### Determination of Higher Order Curves

Cramer is usually given credit for the result that $$\frac{n^2+3n}{2}$$ points generally determine a curve of degree $$n$$, because he gave a proof of it, using the counting argument above, in Chapter 3 of his book Introduction a l'analyse des lignes courbes algébriques (Introduction to the Analysis of Curved Algebraic Lines) [Cramer 1750], which was widely read in the second half of the 18th century. Euler proved the same thing in a paper published in the same year [Euler 1750a], but the result had actually been published much earlier in [Maclaurin 1720].

To determine a curve of degree $$n$$, it is usually enough to know $$\varphi_n = \frac{n^2+3n}{2}$$ points that lie on the curve. These will give rise to a homogeneous system of $$\varphi_n$$ equations in $$\varphi_n + 1$$ unknowns. As long as the rank of this system is $$\varphi_n$$, then the $$\varphi_n + 1$$ coefficients of the polynomial equation will be determined, up to a scalar multiple. However, as Euler's example indicates, the linear equations may not be linearly independent for every possible set of $$\varphi_n$$ points on the curve. In particular, a degenerate conic should be determined by $$\varphi_2=5$$ of its points, but not when 4 or 5 of the points lie on the same line.

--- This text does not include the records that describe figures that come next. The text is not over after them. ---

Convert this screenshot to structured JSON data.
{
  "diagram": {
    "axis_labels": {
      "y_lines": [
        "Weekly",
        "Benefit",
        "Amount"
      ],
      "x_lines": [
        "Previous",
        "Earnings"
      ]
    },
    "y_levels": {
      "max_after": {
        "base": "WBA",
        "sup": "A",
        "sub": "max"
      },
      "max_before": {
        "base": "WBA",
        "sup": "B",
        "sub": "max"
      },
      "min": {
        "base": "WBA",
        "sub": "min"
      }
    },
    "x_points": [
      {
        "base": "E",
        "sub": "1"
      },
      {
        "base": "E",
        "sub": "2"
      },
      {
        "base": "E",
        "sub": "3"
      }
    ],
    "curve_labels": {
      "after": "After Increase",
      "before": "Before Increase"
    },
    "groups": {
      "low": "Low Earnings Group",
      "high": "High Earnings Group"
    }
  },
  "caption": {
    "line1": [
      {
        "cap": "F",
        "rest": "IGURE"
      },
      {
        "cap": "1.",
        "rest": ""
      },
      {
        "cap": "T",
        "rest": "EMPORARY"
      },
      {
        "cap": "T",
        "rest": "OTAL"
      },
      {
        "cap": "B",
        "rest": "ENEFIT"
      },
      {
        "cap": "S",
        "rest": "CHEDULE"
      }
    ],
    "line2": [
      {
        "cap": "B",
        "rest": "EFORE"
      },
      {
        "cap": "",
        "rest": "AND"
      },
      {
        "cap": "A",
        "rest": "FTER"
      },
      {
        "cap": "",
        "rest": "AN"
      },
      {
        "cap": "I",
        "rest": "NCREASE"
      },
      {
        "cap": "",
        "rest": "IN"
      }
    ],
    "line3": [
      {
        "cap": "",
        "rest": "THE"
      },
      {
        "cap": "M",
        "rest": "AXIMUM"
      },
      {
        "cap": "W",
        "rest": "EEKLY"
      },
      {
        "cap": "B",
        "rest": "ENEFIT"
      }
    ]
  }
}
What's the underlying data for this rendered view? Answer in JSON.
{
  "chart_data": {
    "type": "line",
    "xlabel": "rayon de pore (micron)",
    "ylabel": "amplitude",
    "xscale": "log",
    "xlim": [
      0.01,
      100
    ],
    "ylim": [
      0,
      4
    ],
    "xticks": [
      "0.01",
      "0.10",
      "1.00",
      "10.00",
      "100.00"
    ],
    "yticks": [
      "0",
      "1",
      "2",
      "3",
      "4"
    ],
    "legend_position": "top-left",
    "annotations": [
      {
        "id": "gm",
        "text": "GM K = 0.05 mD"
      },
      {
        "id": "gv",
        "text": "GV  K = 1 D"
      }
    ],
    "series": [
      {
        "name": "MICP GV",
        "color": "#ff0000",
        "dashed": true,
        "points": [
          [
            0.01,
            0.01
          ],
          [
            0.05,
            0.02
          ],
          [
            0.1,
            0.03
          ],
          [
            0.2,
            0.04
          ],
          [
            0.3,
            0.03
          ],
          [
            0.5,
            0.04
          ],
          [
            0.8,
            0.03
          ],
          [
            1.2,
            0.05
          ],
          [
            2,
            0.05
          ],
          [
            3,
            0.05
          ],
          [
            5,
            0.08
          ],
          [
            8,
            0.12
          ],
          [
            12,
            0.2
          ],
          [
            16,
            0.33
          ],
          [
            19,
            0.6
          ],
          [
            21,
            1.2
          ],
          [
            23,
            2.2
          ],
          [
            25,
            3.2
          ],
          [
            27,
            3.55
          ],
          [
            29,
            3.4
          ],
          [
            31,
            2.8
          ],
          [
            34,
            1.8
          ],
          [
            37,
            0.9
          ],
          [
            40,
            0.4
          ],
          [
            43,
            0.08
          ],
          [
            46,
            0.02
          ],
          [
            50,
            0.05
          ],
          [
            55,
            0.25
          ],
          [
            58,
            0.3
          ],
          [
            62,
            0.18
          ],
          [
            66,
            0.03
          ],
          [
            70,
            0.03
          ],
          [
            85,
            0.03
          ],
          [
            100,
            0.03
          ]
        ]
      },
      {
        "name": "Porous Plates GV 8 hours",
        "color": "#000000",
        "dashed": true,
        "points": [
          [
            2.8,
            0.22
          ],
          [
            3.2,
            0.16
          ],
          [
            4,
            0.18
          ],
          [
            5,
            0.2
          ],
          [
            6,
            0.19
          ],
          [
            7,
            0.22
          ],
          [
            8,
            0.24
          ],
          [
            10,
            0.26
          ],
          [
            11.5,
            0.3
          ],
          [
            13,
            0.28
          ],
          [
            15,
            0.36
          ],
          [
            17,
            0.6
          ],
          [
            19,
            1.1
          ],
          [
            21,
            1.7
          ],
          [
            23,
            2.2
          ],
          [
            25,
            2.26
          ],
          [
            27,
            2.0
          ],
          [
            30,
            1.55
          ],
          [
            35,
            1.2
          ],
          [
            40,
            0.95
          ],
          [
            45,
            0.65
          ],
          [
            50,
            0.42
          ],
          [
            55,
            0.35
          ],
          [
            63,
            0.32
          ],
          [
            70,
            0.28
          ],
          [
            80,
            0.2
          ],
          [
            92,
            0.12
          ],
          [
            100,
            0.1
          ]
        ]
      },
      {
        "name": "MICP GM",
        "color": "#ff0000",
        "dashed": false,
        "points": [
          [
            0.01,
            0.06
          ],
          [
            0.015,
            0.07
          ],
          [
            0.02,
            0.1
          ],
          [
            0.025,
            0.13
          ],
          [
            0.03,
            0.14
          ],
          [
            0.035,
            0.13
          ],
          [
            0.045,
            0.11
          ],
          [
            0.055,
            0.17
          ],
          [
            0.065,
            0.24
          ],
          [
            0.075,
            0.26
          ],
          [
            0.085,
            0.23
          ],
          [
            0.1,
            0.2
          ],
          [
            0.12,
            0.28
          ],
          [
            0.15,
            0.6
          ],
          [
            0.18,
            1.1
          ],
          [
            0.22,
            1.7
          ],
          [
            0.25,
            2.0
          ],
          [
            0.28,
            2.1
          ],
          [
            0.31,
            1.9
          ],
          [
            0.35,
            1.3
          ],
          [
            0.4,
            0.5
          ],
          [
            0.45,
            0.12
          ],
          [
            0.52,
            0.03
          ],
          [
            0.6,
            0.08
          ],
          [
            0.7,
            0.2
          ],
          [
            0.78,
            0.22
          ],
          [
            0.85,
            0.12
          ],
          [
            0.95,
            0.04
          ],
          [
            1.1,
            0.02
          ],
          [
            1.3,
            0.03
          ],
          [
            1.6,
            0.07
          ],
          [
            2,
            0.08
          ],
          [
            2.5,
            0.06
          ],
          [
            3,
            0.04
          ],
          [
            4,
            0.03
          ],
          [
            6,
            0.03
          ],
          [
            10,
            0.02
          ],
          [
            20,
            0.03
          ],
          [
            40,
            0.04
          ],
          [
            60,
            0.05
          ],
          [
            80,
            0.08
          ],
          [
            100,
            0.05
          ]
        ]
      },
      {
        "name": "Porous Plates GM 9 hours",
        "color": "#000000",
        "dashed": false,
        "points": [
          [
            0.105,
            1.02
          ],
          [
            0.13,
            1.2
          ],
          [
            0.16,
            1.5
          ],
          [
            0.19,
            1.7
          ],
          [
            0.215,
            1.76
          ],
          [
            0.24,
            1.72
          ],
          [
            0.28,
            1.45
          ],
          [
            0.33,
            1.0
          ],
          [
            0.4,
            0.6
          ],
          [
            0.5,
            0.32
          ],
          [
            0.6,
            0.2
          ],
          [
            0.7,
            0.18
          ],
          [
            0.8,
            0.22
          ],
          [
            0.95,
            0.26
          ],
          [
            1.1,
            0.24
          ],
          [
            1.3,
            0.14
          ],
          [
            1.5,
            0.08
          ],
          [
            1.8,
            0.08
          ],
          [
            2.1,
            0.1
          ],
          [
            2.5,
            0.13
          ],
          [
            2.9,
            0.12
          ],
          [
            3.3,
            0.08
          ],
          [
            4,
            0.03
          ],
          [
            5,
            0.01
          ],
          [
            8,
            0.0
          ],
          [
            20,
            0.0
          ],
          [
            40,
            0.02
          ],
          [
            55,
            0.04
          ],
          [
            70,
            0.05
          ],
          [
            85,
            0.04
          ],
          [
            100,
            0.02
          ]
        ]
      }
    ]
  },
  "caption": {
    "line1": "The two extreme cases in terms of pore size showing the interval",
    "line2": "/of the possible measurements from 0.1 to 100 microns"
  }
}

Let's consider the case of the cubic equation, i.e. the polynomial equation of degree 3. In [Euler 1750a], Euler wrote the general cubic equation as $$\alpha x^3 + \beta x^2y + \gamma xy^2 + \delta y^3 + \varepsilon x^2 + \zeta xy + \eta y^2 + \theta x + \iota y + \kappa = 0. \label{GeneralCubic}$$ If we now substitute $$(x_1,y_1)$$, $$(x_2,y_2)$$, $$\ldots$$, $$(x_9,y_9)$$, we have a system of 9 equations in the 10 unknowns $$\alpha$$, $$\beta$$, $$\ldots$$, $$\kappa$$, represented by the following augmented matrix: $\begin{bmatrix} x_1^3 & x_1^2y_1 & x_1y_1^2 & y_1^3 & x_1^2 & x_1y_1 & y_1^2 & x_1 & y_1 & 1 & 0 \\ x_2^3 & x_2^2y_2 & x_2y_2^2 & y_2^3 & x_2^2 & x_2y_2 & y_2^2 & x_2 & y_2 & 1 & 0 \\ x_3^3 & x_3^2y_3 & x_3y_3^2 & y_3^3 & x_3^2 & x_3y_3 & y_3^2 & x_3 & y_3 & 1 & 0 \\ x_4^3 & x_4^2y_4 & x_1y_4^2 & y_4^3 & x_4^2 & x_4y_4 & y_4^2 & x_4 & y_4 & 1 & 0 \\ x_5^3 & x_5^2y_5 & x_1y_5^2 & y_5^3 & x_5^2 & x_5y_5 & y_5^2 & x_5 & y_5 & 1 & 0 \\ x_6^3 & x_6^2y_6 & x_1y_6^2 & y_6^3 & x_6^2 & x_6y_6 & y_6^2 & x_6 & y_6 & 1 & 0 \\ x_7^3 & x_7^2y_7 & x_1y_7^2 & y_7^3 & x_7^2 & x_7y_7 & y_7^2 & x_7 & y_7 & 1 & 0 \\ x_8^3 & x_8^2y_8 & x_1y_8^2 & y_8^3 & x_8^2 & x_8y_8 & y_8^2 & x_8 & y_8 & 1 & 0 \\ x_9^3 & x_9^2y_9 & x_1y_9^2 & y_9^3 & x_9^2 & x_9y_9 & y_9^2 & x_9 & y_9 & 1 & 0 \\ \end{bmatrix}$ For example, the entries in the second column are the numbers $$x_i^2y_i$$, because the second unknown coefficient ( $$\beta$$ ) is the coefficient of $$x^2y$$.

Suppose that we apply elementary operations to put this matrix into a reduced row-echelon form. If the rank of the system is 9, then there will be infinitely many solutions depending on one parameter, say $$t$$. Because the system is homogeneous, we will always be able to solve for the non-zero coefficients as multiples of $$t$$. This will give us a unique solution of the general cubic equation up to an arbitrary factor $$t$$ on the left-hand side. However, if the rank of the system is less than 9, then the general cubic equation will not be determined up to scalar multiplicity.